Aku masih sedikit ingat, walaupun nggak ingat secara detail awal perkenalan kita. Aku hafal sekali kamu sudah menjadi kawan di situs pertemananku yang lama, mungkin semenjak aku kelas 1 SMA. Tapi walaupun dibilang teman, kita nggak pernah saling kenal bukan?
Trend situs pertemanan pun mulai berkembang kala itu, kira-kira sewaktu aku duduk di kelas 2 SMA. Tetap saja aku nggak tahu itu adalah kamu dan kebetulan di situs pertemanan ini kamu pakai nama aslimu. Karena dulu prinsipku itu ’perbanyak teman’ maka aku terima saja permintaan pertemananmu di situs itu walaupun aku nggak sadar kamu adalah orang yang sama di situs pertemananku yang lama.

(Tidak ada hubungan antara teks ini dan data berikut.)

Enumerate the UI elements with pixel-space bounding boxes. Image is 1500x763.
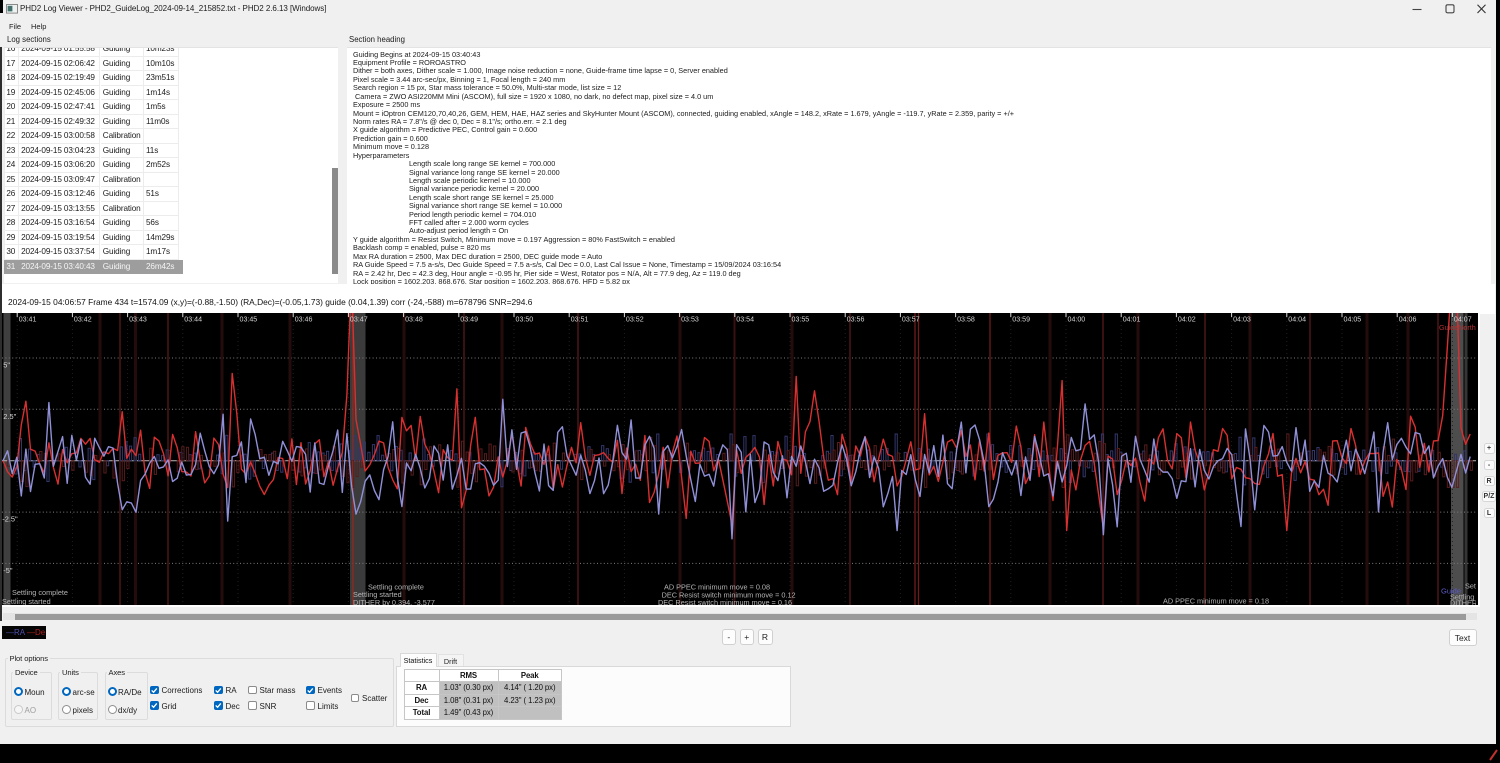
svg-text:03:53: 03:53 <box>681 316 699 324</box>
svg-text:03:48: 03:48 <box>405 316 423 324</box>
svg-text:03:44: 03:44 <box>184 316 202 324</box>
svg-text:04:01: 04:01 <box>1123 316 1141 324</box>
svg-text:03:42: 03:42 <box>74 316 92 324</box>
svg-text:03:58: 03:58 <box>957 316 975 324</box>
svg-text:03:51: 03:51 <box>571 316 589 324</box>
svg-text:03:52: 03:52 <box>626 316 644 324</box>
svg-text:03:47: 03:47 <box>350 316 368 324</box>
svg-text:04:05: 04:05 <box>1344 316 1362 324</box>
svg-text:DEC Resist switch minimum move: DEC Resist switch minimum move = 0.16 <box>658 598 792 605</box>
svg-text:04:04: 04:04 <box>1288 316 1306 324</box>
svg-text:03:49: 03:49 <box>460 316 478 324</box>
svg-text:03:57: 03:57 <box>902 316 920 324</box>
svg-text:03:55: 03:55 <box>792 316 810 324</box>
svg-text:04:00: 04:00 <box>1068 316 1086 324</box>
svg-text:5": 5" <box>3 361 10 370</box>
svg-text:Settling started: Settling started <box>2 597 51 605</box>
svg-text:03:50: 03:50 <box>516 316 534 324</box>
svg-text:04:06: 04:06 <box>1399 316 1417 324</box>
svg-text:03:46: 03:46 <box>295 316 313 324</box>
svg-text:DITHER by 0.394, -3.577: DITHER by 0.394, -3.577 <box>353 598 435 605</box>
svg-text:-2.5": -2.5" <box>2 515 18 524</box>
svg-text:03:45: 03:45 <box>240 316 258 324</box>
svg-text:04:03: 04:03 <box>1233 316 1251 324</box>
svg-text:-5": -5" <box>3 566 13 575</box>
svg-text:03:56: 03:56 <box>847 316 865 324</box>
svg-text:DITHER: DITHER <box>1450 599 1476 605</box>
svg-text:GuideNorth: GuideNorth <box>1439 323 1476 332</box>
svg-text:04:02: 04:02 <box>1178 316 1196 324</box>
svg-text:03:59: 03:59 <box>1012 316 1030 324</box>
svg-text:03:54: 03:54 <box>736 316 754 324</box>
svg-text:Set: Set <box>1465 582 1476 591</box>
svg-text:03:41: 03:41 <box>19 316 37 324</box>
svg-text:2.5": 2.5" <box>3 412 16 421</box>
svg-text:Settling complete: Settling complete <box>12 588 68 597</box>
svg-text:03:43: 03:43 <box>129 316 147 324</box>
svg-text:AD PPEC minimum move = 0.18: AD PPEC minimum move = 0.18 <box>1163 597 1269 605</box>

Tetap saja, walupun menjadi ’teman’ aku nggak pernah tahu kamu. Dan aku tidak pernah menggubris itu karena menurutku tak ada ruginya aku nggak kenal kamu. Aku lihat kamu pun tidak pernah tampak online.
Pastinya sewaktu itu kamu pun punya hidup sendiri dan begitu pula dengan aku. Sama sekali tidak saling mengenal dan kita nggak pernah tahu pribadi masing-masing, sampai pada akhirnya perkembangan dunia maya semakin pesat. Muncul lagi situs pertemanan lagi. Dengan maksud mengikuti jaman, aku pun bergabung dengan situs itu dengan nama ’nonakecildisini’. Situs pertemanan ini belum terlalu ramai dan aku jarang sekali aktif di situs pertemanan yang dominan dengan warna biru muda ini.
Ketika sesekali aku melihat lagi account-ku di situs ini request pertemanan yang aku pending cukup banyak. Aku juga ingat, di antaranya ada yang menggunakan nick ’boneneednoemo’. Aku klik tombol ’accept’ dan kita jadi ’teman’ lagi di situs baru itu.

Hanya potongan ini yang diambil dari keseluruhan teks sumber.